ABOUT US

 

Katy and Justin’s introduction to the wedding industry in Austin started when they took over a part of their family business and revamped the event rental business into Sweet Sunday Events in 2009.  Sweet Sunday Event Rentals and Resources quickly grew to become one of Central Texas leading places for event rentals, floral designs and wedding planning.  As a complete design firm, Katy and Justin were written up in local publications such as Austin Monthly and Tribeza magazines, as well as national write ups on Style Me Pretty, Green Wedding Shoes, The Knot as well as countless others.

As the business grew, Katy attended workshops from some of the countries best designers and launched her own floral design business, Without Wax, Katy.  With it Katy became widely recognized as a leading designer, not only in Austin and Central Texas, but throughout the State, designing weddings for brides and grooms all over the state.  

But Katy and Justin always had their eyes set on something more, on creating a wedding venue that they had searched for when they were married years before but couldn’t find.  A modern, industrial warehouse feel that didn’t exist in Austin or Central Texas at the time.  A venue you could walk in to and the building told a story and did most of the work for you.  Something industrial enough to be different, but romantic and soft enough to create an intimate space for a wedding.

As fate would have it, one day while Justin was out on an event delivery to the local university in Georgetown, Southwestern, he passed a building with a for sale by owner sign stuck into the lawn.  Thinking it was cool in that it was right off the historic Square he called Katy right away, “You might think I’m crazy but…”

And then, the Austin area’s very first industrial venue, The Union on Eighth, was born.
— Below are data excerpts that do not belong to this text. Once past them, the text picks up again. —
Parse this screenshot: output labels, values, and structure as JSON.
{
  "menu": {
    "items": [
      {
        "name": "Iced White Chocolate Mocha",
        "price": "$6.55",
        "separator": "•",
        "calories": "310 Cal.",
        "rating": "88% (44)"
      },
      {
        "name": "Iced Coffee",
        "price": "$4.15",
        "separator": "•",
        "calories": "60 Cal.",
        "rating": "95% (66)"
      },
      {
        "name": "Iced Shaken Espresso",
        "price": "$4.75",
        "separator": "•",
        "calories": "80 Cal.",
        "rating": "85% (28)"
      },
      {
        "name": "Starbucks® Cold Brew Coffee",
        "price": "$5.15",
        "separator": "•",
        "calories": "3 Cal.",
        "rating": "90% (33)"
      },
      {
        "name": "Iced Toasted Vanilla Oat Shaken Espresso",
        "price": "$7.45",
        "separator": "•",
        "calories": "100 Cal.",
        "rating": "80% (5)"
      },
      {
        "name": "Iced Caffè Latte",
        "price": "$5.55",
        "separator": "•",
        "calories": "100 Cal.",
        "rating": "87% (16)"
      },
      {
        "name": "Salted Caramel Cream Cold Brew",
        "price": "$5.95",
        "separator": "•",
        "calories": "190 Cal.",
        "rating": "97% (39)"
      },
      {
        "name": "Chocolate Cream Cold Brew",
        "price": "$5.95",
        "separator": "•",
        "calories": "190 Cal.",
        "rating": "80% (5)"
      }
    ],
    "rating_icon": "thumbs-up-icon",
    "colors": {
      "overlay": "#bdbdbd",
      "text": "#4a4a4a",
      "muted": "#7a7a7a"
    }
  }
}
Fast forward nine years, Katy and Justin were ready to take another historic property and breathe life back into it. In August 2021 the Wish Well House was introduced and the rest is history.

ABOUT THE PROPERTY

 

Step inside Wish Well House, its stunning high ceilings, original hardwood floors, natural light warmly streaming through the two stories of windows and what you’ll find is that, behind all the beauty around you, is quite the history.  

1920 was the date.  And Sheriff Lee O. Allen was the man behind the building, constructing the then, 8 room home, into a refuge for his growing family.  Sheriff Allen, one of the counties first, was in the midst of helping the future Governor of Texas, Dan Moody, investigate the Ku Klux Klan in what would eventually help bring the downfall of the Klan in the State of Texas.  

Sheriff Allen moved on, eventually becoming the Sheriff for Travis County.  Leaving the home to his son, he would transform the Prairie Style mansion into overnight accommodations, dubbing it, The Texas Hotel.  The hotel would then be sold to the Dixon Family in the 40’s.  Coco, the matriarch, and her family would add onto the rear of the house to make more rooms for the hotel, bringing the total rooms to 15.  

Upstairs in what are now the sophisticated bride and groom’s quarters were 2 of the original Texas Hotel rooms.  The original pine floors and windows look out onto the Most Beautiful Town Square in Texas, just as they did so long ago.  

Back downstairs, in what is now the reception hall, stood a single story building that was used as the washhouse for the hotel.  Coco and her helpers would do the laundry and make preparations for the day’s guests here. 

Coco would eventually shut the hotel down and pass the spectacular property onto her nephew who had begun his own legal career, setting up the Bryce Law firm that would remain until it started its new chapter as the Wish Well House.